VALENTE: In the early days of the Church, people made their confessions publicly and in groups. By the 14th century, priests were hearing confessions privately, one on one. Most Americans over a certain age remember confession as a brief recital of sins. Some called it an "assembly line." The priest would assign penance -- for most sins, it was a few prayers -- and then give absolution, or forgiveness.
Father HORRIGAN: I don't think in most cases there would have been much spiritual counsel or spiritual direction given.
VALENTE: The sacrament was closely tied to Communion. The Church taught that confessing sins made a person spiritually ready to receive the Eucharist.
After the second Vatican Council in the 1960s, the Church began de-emphasizing guilt and eternal damnation. The new emphasis was on God as a loving and forgiving deity. In 1973, the Church gave the sacrament a new title: "reconciliation." Some confessionals were reconfigured to give penitents an alternative way to confess.
Father JASON MALAVI (St. Benedict's Church): They can come on in and kneel down and use the screen as a form of anonymity. The second option they have is to move around the back of the room and come on back and continue with a face to face reconciliation with the priest.
VALENTE: As private confessions have declined, some parishes have begun holding communal confession services, usually before Christmas and Easter.

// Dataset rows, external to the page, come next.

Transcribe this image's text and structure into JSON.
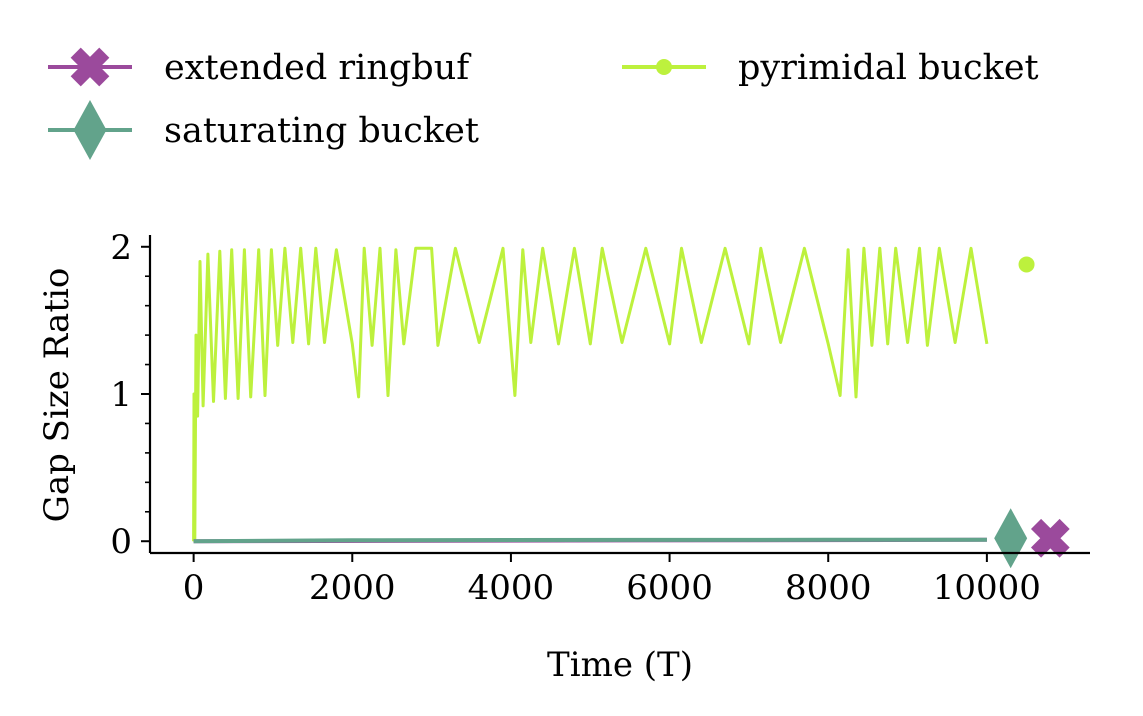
{
  "colors": {
    "extended_ringbuf": "#9b4a9c",
    "saturating_bucket": "#62a38b",
    "pyrimidal_bucket": "#bdf13d"
  },
  "chart_data": {
    "type": "line",
    "title": "",
    "xlabel": "Time (T)",
    "ylabel": "Gap Size Ratio",
    "xlim": [
      -550,
      11300
    ],
    "ylim": [
      -0.08,
      2.08
    ],
    "xticks": [
      0,
      2000,
      4000,
      6000,
      8000,
      10000
    ],
    "xtick_labels": [
      "0",
      "2000",
      "4000",
      "6000",
      "8000",
      "10000"
    ],
    "yticks": [
      0,
      1,
      2
    ],
    "ytick_labels": [
      "0",
      "1",
      "2"
    ],
    "grid": false,
    "legend_position": "top",
    "series": [
      {
        "name": "extended ringbuf",
        "marker": "X",
        "color_key": "extended_ringbuf",
        "x": [
          0,
          10000
        ],
        "y": [
          0.0,
          0.01
        ],
        "summary_point": [
          10800,
          0.02
        ]
      },
      {
        "name": "saturating bucket",
        "marker": "diamond",
        "color_key": "saturating_bucket",
        "x": [
          0,
          1000,
          2000,
          4000,
          6000,
          8000,
          10000
        ],
        "y": [
          0.0,
          0.003,
          0.006,
          0.008,
          0.009,
          0.01,
          0.01
        ],
        "summary_point": [
          10300,
          0.02
        ]
      },
      {
        "name": "pyrimidal bucket",
        "marker": "point",
        "color_key": "pyrimidal_bucket",
        "x": [
          0,
          5,
          15,
          30,
          50,
          80,
          120,
          180,
          250,
          330,
          400,
          480,
          560,
          640,
          720,
          820,
          900,
          980,
          1060,
          1150,
          1250,
          1350,
          1450,
          1540,
          1650,
          1800,
          2000,
          2080,
          2150,
          2250,
          2350,
          2450,
          2550,
          2650,
          2800,
          3000,
          3080,
          3300,
          3600,
          3900,
          4050,
          4150,
          4250,
          4400,
          4600,
          4800,
          5000,
          5150,
          5400,
          5700,
          6000,
          6150,
          6400,
          6700,
          7000,
          7150,
          7400,
          7700,
          8000,
          8150,
          8250,
          8350,
          8450,
          8550,
          8650,
          8750,
          8850,
          9000,
          9150,
          9250,
          9400,
          9600,
          9800,
          10000
        ],
        "y": [
          0.0,
          1.0,
          0.0,
          1.4,
          0.85,
          1.9,
          0.92,
          1.95,
          0.95,
          1.97,
          0.97,
          1.98,
          0.97,
          1.98,
          0.98,
          1.98,
          0.99,
          1.98,
          1.33,
          1.99,
          1.35,
          1.99,
          1.34,
          1.99,
          1.35,
          1.98,
          1.34,
          0.98,
          1.99,
          1.33,
          1.99,
          0.99,
          1.98,
          1.34,
          1.99,
          1.99,
          1.33,
          1.99,
          1.35,
          1.99,
          0.99,
          1.98,
          1.35,
          1.99,
          1.34,
          1.99,
          1.34,
          1.99,
          1.35,
          1.99,
          1.34,
          1.99,
          1.35,
          1.99,
          1.34,
          1.99,
          1.35,
          1.99,
          1.34,
          0.99,
          1.98,
          0.98,
          1.99,
          1.33,
          1.99,
          1.34,
          1.99,
          1.35,
          1.99,
          1.33,
          1.99,
          1.35,
          1.99,
          1.34
        ],
        "summary_point": [
          10500,
          1.88
        ]
      }
    ]
  }
}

Father HEIDENREICH: It's only when we look into our hearts and see the pain and sorrow we have caused, it's only then that God's grace can come and heal us.
VALENTE: The priest stands at the altar. One by one, the penitents approach and confess their sins.
Father HORRIGAN: Just being able to say out loud, 'This is my brokenness, this is my humanity, this is what I've done, this is my sin' -- being able to say that out loud is tremendously healing. Being able to speak (of myself) with that kind of humility is really important. People who don't come to confession sometimes can't feel that sense of being free of the past.
VALENTE: Although the number of penitents is way down, those who do go to confession seem to be going because they want to, not because they're required to.
JAMIE BASSO: Just standing there at the front of the church, with everyone behind me, just kind of acknowledging that I'm a sinner made it a lot more powerful experience.
JEANETTE HEINER: There's someone you can talk to. You can also ask for advice and suggestions. It's a very positive reinforcement. I just feel it's like talking to God's representative.
Father HORRIGAN: Sin is a fracture. It's a fracture in the relationship that we have with ourself, the relationship we have with others and in the relationship we have with God and God has with us.
VALENTE: At the Catholic Theological Union in Chicago, Father Horrigan is lecturing these seminarians on how to hear confession, for those who still come to confession.
Father HORRIGAN (in classroom): Then the person begins to confess his or her sins, in whatever way that they choose to do that. The larger sin, if you like, the more serious sin is not the first thing that comes up. You have to lead up to these things sometimes, then you invite the person to express sorrow. Often you will detect at the point, it says, the kind of sincerity of sorrow, that maybe you suspected was in there. But when any of us have to come to that, to actually say those words, "I am sorry" that can call up an emotion you never knew was there in yourself. Or it can call up the emotion from the person. That's very real. That can be a time of tears. Don't be surprised.
VALENTE: Catholics in the U.S. may never again go to confession as frequently as they used to. But no one expects the sacrament to disappear altogether. Not as long as people have what is called "their sense of sin" -- and their "desire for mercy."
Father HORRIGAN: I think we are aware in ourselves when we're not whole. When we say something, do something, fail to do something -- and we say, "I wish that hadn't happened. That's not me."
For RELIGION & ETHICS NEWSWEEKLY, this is Judy Valente in Chicago.